In Hill, Scott said he has a playmaker. He's big and strong, qualities that made him a dazzling tight end and a vicious defensive end last season.
This year his success will be less about flexing the muscle and more about managing a stable of speedy and talented running backs and receivers.
"For us to be successful, we need to have the ball in his hand. We have a lot of kids like that, and that's different for us," Scott said. "Usually we only have a few kids like that, but now we have seven or eight kids who any time they touch it, they can take it to the house.
"Erik's going to be the catalyst. You could call him the point guard of our offense."
Miller is the lead horse in that stable. He's a senior now, but he's been employing his blazing speed to good effect for two seasons.
He won't be able to do it alone, however. Miller was second on the team with 222 yards rushing a year ago, and is the only one returning with any significant stats in that department. De Soto, saddled with a small and inexperienced offensive line in 2006, often struggled to run the ball, finishing with more than 400 fewer yards on the ground than it had through the air.

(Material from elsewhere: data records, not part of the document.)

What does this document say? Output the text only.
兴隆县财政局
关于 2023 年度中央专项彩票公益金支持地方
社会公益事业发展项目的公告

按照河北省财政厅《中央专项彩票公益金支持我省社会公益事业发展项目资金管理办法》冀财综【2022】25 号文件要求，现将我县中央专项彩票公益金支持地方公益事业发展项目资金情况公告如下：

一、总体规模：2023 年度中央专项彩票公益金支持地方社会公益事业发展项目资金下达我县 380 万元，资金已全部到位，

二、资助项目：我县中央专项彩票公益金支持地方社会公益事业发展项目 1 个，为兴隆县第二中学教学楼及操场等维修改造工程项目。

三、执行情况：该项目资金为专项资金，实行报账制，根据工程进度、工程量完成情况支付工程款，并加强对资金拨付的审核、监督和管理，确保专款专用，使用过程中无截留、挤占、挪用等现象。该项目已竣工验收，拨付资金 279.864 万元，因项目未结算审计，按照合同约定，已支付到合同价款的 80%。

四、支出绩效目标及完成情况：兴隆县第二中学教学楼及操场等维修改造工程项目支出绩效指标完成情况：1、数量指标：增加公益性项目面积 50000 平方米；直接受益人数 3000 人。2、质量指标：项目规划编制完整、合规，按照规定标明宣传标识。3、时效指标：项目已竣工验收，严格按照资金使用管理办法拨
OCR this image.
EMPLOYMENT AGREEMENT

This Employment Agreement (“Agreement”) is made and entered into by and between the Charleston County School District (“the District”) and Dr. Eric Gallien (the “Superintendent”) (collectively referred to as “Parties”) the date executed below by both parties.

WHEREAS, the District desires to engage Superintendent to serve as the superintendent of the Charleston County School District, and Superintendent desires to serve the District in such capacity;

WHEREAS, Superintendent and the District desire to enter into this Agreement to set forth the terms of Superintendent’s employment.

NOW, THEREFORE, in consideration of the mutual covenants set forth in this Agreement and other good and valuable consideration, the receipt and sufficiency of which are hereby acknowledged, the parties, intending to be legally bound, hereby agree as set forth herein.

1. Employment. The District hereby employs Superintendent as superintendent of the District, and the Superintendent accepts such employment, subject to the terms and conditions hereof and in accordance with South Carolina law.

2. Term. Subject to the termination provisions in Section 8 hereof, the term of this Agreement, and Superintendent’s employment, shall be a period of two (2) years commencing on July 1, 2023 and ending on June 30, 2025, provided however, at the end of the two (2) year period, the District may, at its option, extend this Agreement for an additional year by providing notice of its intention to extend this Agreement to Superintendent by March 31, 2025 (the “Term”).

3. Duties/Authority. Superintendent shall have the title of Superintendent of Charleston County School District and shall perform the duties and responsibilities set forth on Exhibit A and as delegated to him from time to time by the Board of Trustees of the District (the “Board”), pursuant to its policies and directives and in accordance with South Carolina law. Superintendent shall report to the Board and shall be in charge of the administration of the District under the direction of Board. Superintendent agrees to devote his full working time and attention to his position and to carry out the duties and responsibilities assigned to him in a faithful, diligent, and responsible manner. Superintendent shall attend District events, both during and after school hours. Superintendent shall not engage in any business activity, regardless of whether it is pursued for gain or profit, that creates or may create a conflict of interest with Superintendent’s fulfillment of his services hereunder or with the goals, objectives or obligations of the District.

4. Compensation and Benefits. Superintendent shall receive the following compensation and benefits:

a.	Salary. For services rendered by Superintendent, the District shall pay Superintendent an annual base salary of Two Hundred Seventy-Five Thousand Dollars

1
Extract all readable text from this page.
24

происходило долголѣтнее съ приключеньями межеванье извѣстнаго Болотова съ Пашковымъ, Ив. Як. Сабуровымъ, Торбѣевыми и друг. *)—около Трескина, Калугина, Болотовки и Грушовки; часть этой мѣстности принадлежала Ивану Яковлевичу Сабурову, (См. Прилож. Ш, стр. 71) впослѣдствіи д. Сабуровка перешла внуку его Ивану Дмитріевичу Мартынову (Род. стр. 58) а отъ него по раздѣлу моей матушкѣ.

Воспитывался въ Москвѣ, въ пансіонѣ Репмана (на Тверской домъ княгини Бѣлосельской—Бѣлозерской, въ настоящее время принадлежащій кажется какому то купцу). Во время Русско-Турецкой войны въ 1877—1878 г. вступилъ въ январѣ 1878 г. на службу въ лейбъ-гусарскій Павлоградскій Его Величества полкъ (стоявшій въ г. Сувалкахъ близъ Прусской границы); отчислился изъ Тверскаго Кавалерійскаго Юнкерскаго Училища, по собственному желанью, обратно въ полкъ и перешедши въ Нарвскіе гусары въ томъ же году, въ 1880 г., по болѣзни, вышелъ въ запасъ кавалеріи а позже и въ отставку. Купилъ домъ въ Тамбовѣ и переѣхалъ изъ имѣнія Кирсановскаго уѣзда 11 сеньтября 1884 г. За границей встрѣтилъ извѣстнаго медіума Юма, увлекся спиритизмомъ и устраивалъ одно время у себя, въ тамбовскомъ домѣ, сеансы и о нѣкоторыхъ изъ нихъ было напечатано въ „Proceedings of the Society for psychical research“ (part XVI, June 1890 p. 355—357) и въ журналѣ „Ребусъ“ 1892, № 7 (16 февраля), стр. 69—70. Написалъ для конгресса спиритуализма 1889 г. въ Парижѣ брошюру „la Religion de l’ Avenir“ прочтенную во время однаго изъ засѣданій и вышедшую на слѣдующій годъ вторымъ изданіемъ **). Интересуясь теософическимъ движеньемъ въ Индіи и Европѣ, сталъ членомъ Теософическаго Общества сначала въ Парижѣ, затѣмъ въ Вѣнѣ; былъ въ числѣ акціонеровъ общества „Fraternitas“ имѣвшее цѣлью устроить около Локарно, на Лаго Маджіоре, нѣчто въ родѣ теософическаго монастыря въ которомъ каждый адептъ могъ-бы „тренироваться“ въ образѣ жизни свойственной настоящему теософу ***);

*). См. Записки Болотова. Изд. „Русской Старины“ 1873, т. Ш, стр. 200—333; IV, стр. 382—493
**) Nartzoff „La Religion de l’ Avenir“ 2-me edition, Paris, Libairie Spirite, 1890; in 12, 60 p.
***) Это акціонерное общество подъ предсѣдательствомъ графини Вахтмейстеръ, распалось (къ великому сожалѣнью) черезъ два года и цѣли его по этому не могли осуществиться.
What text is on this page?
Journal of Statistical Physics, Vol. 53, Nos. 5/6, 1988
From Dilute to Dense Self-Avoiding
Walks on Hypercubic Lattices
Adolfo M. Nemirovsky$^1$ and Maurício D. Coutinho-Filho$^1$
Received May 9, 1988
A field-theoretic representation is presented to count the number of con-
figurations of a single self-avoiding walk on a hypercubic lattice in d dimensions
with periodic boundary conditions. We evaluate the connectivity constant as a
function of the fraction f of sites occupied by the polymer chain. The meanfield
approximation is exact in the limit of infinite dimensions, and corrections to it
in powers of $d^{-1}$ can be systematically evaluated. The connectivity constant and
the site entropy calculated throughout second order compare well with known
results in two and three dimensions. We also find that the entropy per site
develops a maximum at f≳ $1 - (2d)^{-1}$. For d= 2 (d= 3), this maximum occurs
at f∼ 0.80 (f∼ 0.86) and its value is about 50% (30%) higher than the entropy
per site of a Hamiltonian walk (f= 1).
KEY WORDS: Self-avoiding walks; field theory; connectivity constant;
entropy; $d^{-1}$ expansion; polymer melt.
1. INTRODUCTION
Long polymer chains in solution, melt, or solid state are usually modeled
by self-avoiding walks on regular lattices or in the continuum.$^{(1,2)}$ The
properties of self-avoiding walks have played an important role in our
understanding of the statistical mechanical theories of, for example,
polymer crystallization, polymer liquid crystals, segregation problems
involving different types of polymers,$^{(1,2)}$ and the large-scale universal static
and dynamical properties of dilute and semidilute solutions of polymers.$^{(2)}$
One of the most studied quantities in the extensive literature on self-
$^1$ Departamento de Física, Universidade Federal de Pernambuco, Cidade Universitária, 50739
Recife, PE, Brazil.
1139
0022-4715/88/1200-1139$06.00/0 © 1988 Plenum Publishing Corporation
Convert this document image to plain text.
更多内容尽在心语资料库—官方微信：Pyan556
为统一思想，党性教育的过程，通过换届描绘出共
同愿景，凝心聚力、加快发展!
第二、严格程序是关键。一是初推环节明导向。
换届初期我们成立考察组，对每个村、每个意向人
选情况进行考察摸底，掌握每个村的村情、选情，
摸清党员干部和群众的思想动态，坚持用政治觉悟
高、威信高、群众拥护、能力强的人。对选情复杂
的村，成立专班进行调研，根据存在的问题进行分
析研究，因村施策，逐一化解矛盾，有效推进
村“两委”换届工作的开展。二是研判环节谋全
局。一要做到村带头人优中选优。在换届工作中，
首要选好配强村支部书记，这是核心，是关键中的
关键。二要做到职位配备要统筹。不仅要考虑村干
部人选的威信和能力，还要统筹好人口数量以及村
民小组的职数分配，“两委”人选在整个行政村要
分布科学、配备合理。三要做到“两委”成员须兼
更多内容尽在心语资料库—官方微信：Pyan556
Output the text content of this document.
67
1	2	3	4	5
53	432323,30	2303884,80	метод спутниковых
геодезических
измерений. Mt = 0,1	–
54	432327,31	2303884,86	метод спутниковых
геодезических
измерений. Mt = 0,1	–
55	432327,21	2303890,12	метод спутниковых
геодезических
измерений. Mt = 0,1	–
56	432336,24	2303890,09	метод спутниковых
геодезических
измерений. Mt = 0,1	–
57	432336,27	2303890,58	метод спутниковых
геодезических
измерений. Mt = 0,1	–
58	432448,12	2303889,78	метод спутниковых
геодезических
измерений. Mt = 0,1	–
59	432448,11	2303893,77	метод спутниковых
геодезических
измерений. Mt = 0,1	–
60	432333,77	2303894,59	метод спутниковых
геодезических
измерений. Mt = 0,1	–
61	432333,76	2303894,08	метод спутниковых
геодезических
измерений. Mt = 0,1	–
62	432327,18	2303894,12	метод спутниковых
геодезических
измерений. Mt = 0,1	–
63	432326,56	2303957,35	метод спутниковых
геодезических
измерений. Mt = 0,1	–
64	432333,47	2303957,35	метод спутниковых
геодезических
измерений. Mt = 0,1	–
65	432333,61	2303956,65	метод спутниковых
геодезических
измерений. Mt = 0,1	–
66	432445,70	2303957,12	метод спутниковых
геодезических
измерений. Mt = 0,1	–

Miller and the rest of the backs struggled, and any breakaway potential was often lost to a swarm of tacklers.
"We want to get it to him in space, and the nice thing is we've got some young kids that are ready to step up, like Mark England and Dylan Burford," Scott said. "He doesn't need to be the focal point he was at the end of the season last year. When people were able to gang up on him, he didn't have as much success.
"Now with these weapons we feel we'll be able to get him out in space again."
Defensively the De Soto lost nine of its top 11 tacklers and all but one of the players who registered a sack. New starters and new stars will need to rise up from across the defense, just as they will across the offense at receiver and on the line.
Scott and the Cats are optimistic, though. They have 68 reasons to be.
"We graduated 8 kids, but we have a freshman class of 28 or 29. We bring in another class we're to 80 or 90 kids out for football," he said. "We're just unbelievably excited about the number of kids we have wanting to play in our program.
"We're going to rotate a lot more. We've got the depth to throw some fresh bodies out there."